Questions fréquentes sur le suicide

Il y encore beaucoup trop de tabous qui entourent le suicide. C’est en parlant ouvertement de la problématique que nous arriverons à ce que plus de gens osent parler de leurs difficultés.

Christina, intervenante

Parlons suicide...

Le suicide est un sujet parfois difficile à aborder puisqu’il amène son lot de questionnements et d’incompréhensions. 

Il faut oser en parler et aborder le sujet. Voici donc quelques questions souvent entendues par rapport au suicide, accompagnées de leur réponse.

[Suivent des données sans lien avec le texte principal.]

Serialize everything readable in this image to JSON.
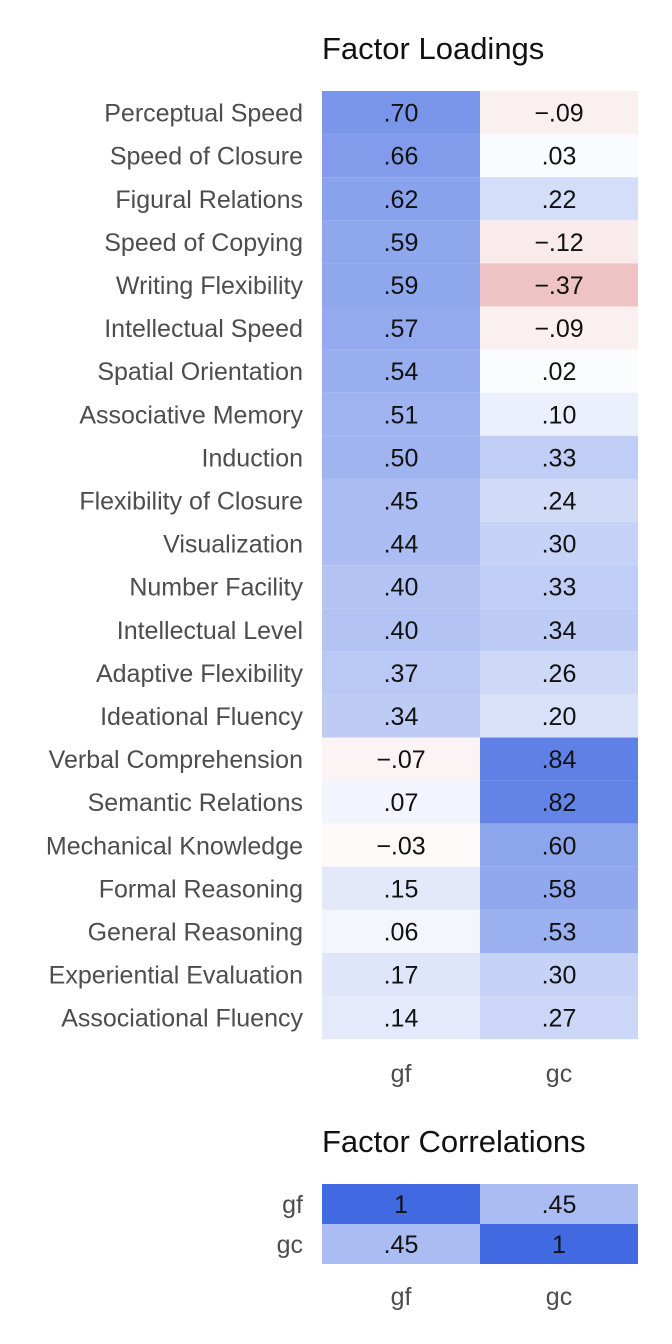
{
  "chart_data": [
    {
      "type": "heatmap",
      "title": "Factor Loadings",
      "columns": [
        "gf",
        "gc"
      ],
      "rows": [
        "Perceptual Speed",
        "Speed of Closure",
        "Figural Relations",
        "Speed of Copying",
        "Writing Flexibility",
        "Intellectual Speed",
        "Spatial Orientation",
        "Associative Memory",
        "Induction",
        "Flexibility of Closure",
        "Visualization",
        "Number Facility",
        "Intellectual Level",
        "Adaptive Flexibility",
        "Ideational Fluency",
        "Verbal Comprehension",
        "Semantic Relations",
        "Mechanical Knowledge",
        "Formal Reasoning",
        "General Reasoning",
        "Experiential Evaluation",
        "Associational Fluency"
      ],
      "values": [
        [
          0.7,
          -0.09
        ],
        [
          0.66,
          0.03
        ],
        [
          0.62,
          0.22
        ],
        [
          0.59,
          -0.12
        ],
        [
          0.59,
          -0.37
        ],
        [
          0.57,
          -0.09
        ],
        [
          0.54,
          0.02
        ],
        [
          0.51,
          0.1
        ],
        [
          0.5,
          0.33
        ],
        [
          0.45,
          0.24
        ],
        [
          0.44,
          0.3
        ],
        [
          0.4,
          0.33
        ],
        [
          0.4,
          0.34
        ],
        [
          0.37,
          0.26
        ],
        [
          0.34,
          0.2
        ],
        [
          -0.07,
          0.84
        ],
        [
          0.07,
          0.82
        ],
        [
          -0.03,
          0.6
        ],
        [
          0.15,
          0.58
        ],
        [
          0.06,
          0.53
        ],
        [
          0.17,
          0.3
        ],
        [
          0.14,
          0.27
        ]
      ],
      "labels": [
        [
          ".70",
          "−.09"
        ],
        [
          ".66",
          ".03"
        ],
        [
          ".62",
          ".22"
        ],
        [
          ".59",
          "−.12"
        ],
        [
          ".59",
          "−.37"
        ],
        [
          ".57",
          "−.09"
        ],
        [
          ".54",
          ".02"
        ],
        [
          ".51",
          ".10"
        ],
        [
          ".50",
          ".33"
        ],
        [
          ".45",
          ".24"
        ],
        [
          ".44",
          ".30"
        ],
        [
          ".40",
          ".33"
        ],
        [
          ".40",
          ".34"
        ],
        [
          ".37",
          ".26"
        ],
        [
          ".34",
          ".20"
        ],
        [
          "−.07",
          ".84"
        ],
        [
          ".07",
          ".82"
        ],
        [
          "−.03",
          ".60"
        ],
        [
          ".15",
          ".58"
        ],
        [
          ".06",
          ".53"
        ],
        [
          ".17",
          ".30"
        ],
        [
          ".14",
          ".27"
        ]
      ],
      "color_scale": {
        "positive": "#4169e1",
        "negative": "#cd5c5c",
        "zero": "#ffffff",
        "range": [
          -1,
          1
        ]
      }
    },
    {
      "type": "heatmap",
      "title": "Factor Correlations",
      "columns": [
        "gf",
        "gc"
      ],
      "rows": [
        "gf",
        "gc"
      ],
      "values": [
        [
          1,
          0.45
        ],
        [
          0.45,
          1
        ]
      ],
      "labels": [
        [
          "1",
          ".45"
        ],
        [
          ".45",
          "1"
        ]
      ],
      "color_scale": {
        "positive": "#4169e1",
        "negative": "#cd5c5c",
        "zero": "#ffffff",
        "range": [
          -1,
          1
        ]
      }
    }
  ]
}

La personne suicidaire veut cesser de souffrir et non mourir. En fait, la personne suicidaire est ambivalente quant à son désir de vivre et son impossibilité à continuer de souffrir.

La plupart des personnes donnent des signes de leur intention suicidaire. Ces signes peuvent être verbaux ou non verbaux. Malheureusement, ils ne sont pas toujours évidents à détecter même s’ils constituent souvent l’indice d’un état de crise et une façon de demander de l’aide.

Quand on pense au courage et à la lâcheté, on pense en termes de choix et l’on projette notre propre conception du suicide sur l’autre. Or, une personne ne se suicide pas par choix, mais par manque de choix. La personne suicidaire n’y voit là ni courage, ni lâcheté : sa vie lui est insupportable, elle a atteint sa limite de tolérance face à sa souffrance et elle ne voit plus d’autres façons d’arrêter de souffrir.

Sans entrer dans le débat des causes biopsychosociales du suicide, il est important de souligner que la crédibilité octroyée aux comportements des proches peut induire l’imitation du geste. Ainsi, un suicide ou une tentative de suicide au sein d’une famille peut être perçu par les autres membres comme une façon possible de résoudre leurs problèmes.

Le suicide est un sujet dérangeant dont on parle difficilement. Pourtant, c’est en parlant du suicide que l’on peut démystifier ce sujet et parvenir à aider une personne suicidaire. Demander directement si une personne songe au suicide, ce n’est pas lui suggérer l’idée, mais lui ouvrir la porte à l’expression de sa souffrance. Parler du suicide, oui, mais pas n’importe comment ! On doit éviter de banaliser le sujet, de mettre au défi une personne de se suicider ou de louanger quelqu’un qui s’est suicidé en qualifiant son geste d’héroïque.

Le geste suicidaire n’est pas spontané. Il est l’aboutissement d’un processus qui comprend le développement des idées suicidaires ainsi que la fixation sur ces idées jusqu’à l’élaboration d’un plan précis. Durant ce processus, la personne suicidaire émet différents messages et signaux. En fait, la majorité des personnes manifeste leur désespoir avant de passer à l’acte. On doit noter cependant que chez les adolescents et les personnes de nature impulsive, ce processus peut parfois se dérouler dans un laps de temps plus court.

Il se peut qu’une personne en crise suicidaire semble momentanément soulagée et paraisse de bonne humeur, mais cela ne signifie pas que le danger est écarté. Au contraire, une amélioration soudaine dans un processus suicidaire peut indiquer une urgence élevée. Soit la personne a décidé de montrer des signes de mieux-être pour rassurer son entourage ou encore, sentant sa souffrance tirer à sa fin, elle ressent un réel soulagement. Il faut être très vigilant et tenter de vérifier quels sont les dénouements favorables à l’origine de ce changement de comportement.

Bien que la personne suicidaire soit la plupart du temps en période dépressive, toutes ne présentent pas nécessairement des signes de dépression. Au contraire, certaines personnes paraissent dures et insensibles alors que d’autres sont de bonne humeur et très actives. Il faut faire attention car ces comportements peuvent servir à cacher une grande tristesse et des pensées suicidaires.

Au quotidien, dans ses relations avec son entourage, chaque personne peut aider un proche confronté à la souffrance, avec les moyens dont elle dispose et en respectant ses limites. Savoir reconnaître les signes avant-coureurs, ouvrir le dialogue et trouver des solutions satisfaisantes pour la personne sont autant de façons de soutenir un proche. Avec de l’ouverture, de la compréhension et de l’entraide, il est possible d’éviter que soit posé un geste irréparable. Cependant, qu’on soit un professionnel ou un proche, la même règle s’applique : on ne doit jamais rester seul avec les confidences. Il faut absolument se faire aider.

La ligne d’intervention de JEVI (819 564-1354) offre du soutien aux proches et aux personnes inquiètes pour leur entourage.

Il faut toujours prendre les menaces de suicide au sérieux. Elles sont toujours des appels à l’aide. On doit aussi faire attention aux menaces à répétition et à celles qui s’étendent sur une longue période de temps. La répétition du message peut avoir l’effet de l’homme qui criait au loup, c’est-à-dire de désensibiliser l’entourage face à l’importance de la situation.